Doug Pond, Rain Taxi (Summer 2004)
This offbeat, surrealist novel has been popular in France for the last half-century. Brian Harper's new translation makes a revised edition based on Vian's original manuscript available to English speakers for the first time. The novel's plot follows the rise and fall of two youthful romances. One romance involves the wealthy and idle Colin, who falls in love with Chloe. The other involves Colin's friend Chick, who falls in love with Chloe's friend Alise. The narrative opens with cheerful whimsicality, but it takes on a darker tone when troubles arise for both relationships. Chloe falls ill with "a water lily in her lungs; as a result Colin must sell his possessions and work at pointless and degrading jobs to pay for doctors who can't cure her. Chick, on the other hand, suffers a different ailment when he becomes so obsessed with the philosopher Jean-Sol Partre that he neglects Alise and reduces her to murderous desperation. A notable feature of Vian's style is his tendency to highlight impossible environmental conditions as oblique counterpoints to his characters' understated emotions. For example, after Colin is forced to sell one of his prized possessions, "The green-blue sky was hanging practically down to the pavement and large white spots marked where clouds had just smashed down." Such fantastical elements also permeate Vian's social world: e.g., an invention called a "pianocktail," currency known as "doublezons," and weapons referred to as "heart-snatchers" and "cop-killers." The novel reads like a combination of Lewis Carroll and Thomas Pynchon, and sometimes Vian's absurdist style creates an emotionally distant effect. But its final chapters sustained a powerful note of sadness for two young loves ruined by mortality, rival intellectual obsessions, and a repressive work ethic.
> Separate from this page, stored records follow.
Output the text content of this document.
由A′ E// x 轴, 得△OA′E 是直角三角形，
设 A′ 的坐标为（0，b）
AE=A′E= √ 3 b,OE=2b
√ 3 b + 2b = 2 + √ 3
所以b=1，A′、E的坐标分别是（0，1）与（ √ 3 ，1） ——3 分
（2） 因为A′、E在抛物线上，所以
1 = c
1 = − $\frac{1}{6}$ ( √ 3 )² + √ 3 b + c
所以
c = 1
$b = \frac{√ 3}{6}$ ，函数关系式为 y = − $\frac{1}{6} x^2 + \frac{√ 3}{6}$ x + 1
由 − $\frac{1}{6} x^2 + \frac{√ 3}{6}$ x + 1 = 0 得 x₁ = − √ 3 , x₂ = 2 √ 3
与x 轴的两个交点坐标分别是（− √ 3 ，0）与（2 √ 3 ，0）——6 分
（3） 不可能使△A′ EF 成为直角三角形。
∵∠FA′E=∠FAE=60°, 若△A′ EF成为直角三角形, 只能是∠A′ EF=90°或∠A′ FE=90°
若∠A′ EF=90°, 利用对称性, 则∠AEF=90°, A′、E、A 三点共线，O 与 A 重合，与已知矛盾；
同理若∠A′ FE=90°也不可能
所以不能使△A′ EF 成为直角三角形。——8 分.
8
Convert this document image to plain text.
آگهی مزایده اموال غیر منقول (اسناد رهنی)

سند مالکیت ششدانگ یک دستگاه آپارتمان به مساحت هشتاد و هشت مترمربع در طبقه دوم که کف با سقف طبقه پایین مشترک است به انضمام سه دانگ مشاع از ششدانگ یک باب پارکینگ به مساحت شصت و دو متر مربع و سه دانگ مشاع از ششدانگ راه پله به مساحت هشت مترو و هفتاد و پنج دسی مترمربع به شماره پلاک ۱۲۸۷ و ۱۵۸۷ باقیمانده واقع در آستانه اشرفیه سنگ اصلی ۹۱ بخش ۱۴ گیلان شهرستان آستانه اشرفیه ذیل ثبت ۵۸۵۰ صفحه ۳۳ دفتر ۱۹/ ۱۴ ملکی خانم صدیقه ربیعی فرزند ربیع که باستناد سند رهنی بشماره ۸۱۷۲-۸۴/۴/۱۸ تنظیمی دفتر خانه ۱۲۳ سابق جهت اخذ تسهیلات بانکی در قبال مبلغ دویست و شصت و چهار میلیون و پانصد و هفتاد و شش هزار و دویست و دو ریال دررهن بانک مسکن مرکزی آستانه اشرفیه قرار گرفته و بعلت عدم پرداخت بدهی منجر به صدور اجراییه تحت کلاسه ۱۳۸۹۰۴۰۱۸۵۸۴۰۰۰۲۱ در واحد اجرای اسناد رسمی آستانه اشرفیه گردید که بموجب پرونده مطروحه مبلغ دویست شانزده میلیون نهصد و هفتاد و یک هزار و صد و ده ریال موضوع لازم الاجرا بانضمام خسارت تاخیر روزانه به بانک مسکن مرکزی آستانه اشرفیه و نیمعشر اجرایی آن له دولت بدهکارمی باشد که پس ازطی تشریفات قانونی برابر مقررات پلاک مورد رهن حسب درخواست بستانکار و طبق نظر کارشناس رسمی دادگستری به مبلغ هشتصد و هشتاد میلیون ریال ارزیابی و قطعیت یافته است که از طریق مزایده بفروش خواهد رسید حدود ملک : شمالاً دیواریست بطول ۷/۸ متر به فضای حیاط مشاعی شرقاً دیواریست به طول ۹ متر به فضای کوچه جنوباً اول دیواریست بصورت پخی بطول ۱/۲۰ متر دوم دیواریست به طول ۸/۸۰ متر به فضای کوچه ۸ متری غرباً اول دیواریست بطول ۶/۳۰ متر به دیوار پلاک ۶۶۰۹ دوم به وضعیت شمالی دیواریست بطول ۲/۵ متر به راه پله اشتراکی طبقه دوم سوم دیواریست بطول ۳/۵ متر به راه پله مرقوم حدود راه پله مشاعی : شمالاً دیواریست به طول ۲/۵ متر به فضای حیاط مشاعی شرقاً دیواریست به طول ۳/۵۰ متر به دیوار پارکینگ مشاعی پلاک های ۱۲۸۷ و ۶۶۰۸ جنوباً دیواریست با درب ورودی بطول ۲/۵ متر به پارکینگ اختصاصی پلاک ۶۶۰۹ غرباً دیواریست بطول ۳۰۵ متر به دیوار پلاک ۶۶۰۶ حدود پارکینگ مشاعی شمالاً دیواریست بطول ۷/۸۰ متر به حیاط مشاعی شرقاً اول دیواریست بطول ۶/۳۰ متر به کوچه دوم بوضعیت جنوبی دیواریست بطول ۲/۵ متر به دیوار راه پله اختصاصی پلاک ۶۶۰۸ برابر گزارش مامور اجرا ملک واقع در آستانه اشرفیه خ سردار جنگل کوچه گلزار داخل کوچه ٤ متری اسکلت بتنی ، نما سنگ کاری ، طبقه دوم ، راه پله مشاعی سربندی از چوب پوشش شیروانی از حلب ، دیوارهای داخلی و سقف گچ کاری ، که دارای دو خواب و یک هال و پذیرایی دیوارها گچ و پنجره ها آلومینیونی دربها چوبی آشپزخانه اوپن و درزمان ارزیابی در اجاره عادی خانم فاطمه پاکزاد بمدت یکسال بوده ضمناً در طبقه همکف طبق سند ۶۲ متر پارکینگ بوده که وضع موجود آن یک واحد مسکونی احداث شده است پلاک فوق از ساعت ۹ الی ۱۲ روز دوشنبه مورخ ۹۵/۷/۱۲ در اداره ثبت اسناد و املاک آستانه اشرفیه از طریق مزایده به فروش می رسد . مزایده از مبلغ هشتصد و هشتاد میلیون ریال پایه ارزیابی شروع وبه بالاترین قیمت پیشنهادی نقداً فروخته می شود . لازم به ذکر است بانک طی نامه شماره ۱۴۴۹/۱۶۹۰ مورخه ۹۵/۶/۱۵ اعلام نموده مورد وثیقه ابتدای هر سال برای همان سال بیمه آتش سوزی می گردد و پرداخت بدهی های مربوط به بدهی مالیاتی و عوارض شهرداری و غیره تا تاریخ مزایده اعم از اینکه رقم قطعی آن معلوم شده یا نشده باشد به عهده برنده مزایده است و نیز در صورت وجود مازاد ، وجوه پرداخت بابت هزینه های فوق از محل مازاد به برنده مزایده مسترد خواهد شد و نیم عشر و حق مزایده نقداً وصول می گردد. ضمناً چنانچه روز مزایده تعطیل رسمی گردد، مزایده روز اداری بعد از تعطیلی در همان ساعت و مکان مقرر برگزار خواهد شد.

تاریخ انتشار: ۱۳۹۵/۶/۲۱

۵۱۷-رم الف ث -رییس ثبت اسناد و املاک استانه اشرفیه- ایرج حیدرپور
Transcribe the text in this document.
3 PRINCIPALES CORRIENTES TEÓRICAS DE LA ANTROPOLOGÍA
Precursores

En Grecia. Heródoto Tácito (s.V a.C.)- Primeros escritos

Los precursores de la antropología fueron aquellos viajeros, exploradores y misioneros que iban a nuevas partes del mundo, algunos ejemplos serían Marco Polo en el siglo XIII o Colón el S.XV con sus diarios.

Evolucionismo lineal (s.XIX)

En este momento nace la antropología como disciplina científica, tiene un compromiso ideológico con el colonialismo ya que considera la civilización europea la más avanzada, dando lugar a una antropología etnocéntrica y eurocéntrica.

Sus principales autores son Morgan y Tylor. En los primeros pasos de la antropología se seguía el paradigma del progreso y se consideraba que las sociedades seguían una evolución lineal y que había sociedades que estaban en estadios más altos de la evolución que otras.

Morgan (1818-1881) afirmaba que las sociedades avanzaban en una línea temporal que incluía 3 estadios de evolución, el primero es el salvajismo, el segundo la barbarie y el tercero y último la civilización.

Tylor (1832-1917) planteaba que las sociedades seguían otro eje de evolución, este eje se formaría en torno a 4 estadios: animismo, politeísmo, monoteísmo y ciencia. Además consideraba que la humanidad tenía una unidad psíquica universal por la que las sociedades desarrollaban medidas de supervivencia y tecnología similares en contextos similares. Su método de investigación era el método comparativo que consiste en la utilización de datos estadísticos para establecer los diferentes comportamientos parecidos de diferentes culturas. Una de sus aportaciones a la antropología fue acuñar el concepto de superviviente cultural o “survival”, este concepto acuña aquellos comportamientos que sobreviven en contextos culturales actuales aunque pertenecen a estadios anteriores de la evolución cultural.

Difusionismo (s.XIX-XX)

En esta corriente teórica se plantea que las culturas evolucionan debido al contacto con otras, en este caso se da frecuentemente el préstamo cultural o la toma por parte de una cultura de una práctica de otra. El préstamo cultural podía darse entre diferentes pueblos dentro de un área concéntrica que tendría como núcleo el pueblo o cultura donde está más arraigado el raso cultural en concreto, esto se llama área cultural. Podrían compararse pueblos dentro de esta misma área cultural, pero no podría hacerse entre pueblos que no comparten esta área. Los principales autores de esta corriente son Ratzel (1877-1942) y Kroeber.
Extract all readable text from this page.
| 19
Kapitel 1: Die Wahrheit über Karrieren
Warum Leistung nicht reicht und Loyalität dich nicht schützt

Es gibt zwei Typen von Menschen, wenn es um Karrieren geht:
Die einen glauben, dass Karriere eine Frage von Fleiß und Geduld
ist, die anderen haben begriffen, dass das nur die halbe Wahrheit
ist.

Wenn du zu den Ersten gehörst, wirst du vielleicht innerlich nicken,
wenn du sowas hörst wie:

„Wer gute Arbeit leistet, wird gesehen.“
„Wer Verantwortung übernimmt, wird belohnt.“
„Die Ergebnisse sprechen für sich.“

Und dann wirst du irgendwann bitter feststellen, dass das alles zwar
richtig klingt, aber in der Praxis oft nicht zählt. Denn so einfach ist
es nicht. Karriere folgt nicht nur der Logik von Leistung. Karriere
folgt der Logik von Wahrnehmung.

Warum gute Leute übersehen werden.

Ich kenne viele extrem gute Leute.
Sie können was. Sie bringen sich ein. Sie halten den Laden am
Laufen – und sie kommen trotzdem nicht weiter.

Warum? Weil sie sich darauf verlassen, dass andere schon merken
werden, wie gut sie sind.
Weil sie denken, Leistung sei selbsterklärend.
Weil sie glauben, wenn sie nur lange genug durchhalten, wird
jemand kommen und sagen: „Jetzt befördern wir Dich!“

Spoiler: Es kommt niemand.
Thomas Hove, Review of Contemporary Fiction (Summer 2004)
Boris Vian's "Foam of the Daze", translated by Brian Harper (Tam Tam; paperback, $18) has been called "the most poignant love story of our time" (by the French polymath Raymond Queneau). The love of Colin and Chloe may end tragically, but the novel is filled with wordplay (one character collects Jean-Sol Partre memorabilia) and such imaginative notions as the "pianocktail" -- a drink blended by playing a keyboard to release different combinations of liqueurs and flavorings. Vian himself remains a legend in France; imagine a James Dean who played jazz trumpet, wrote innovative novels and poems, and died young from a bad heart.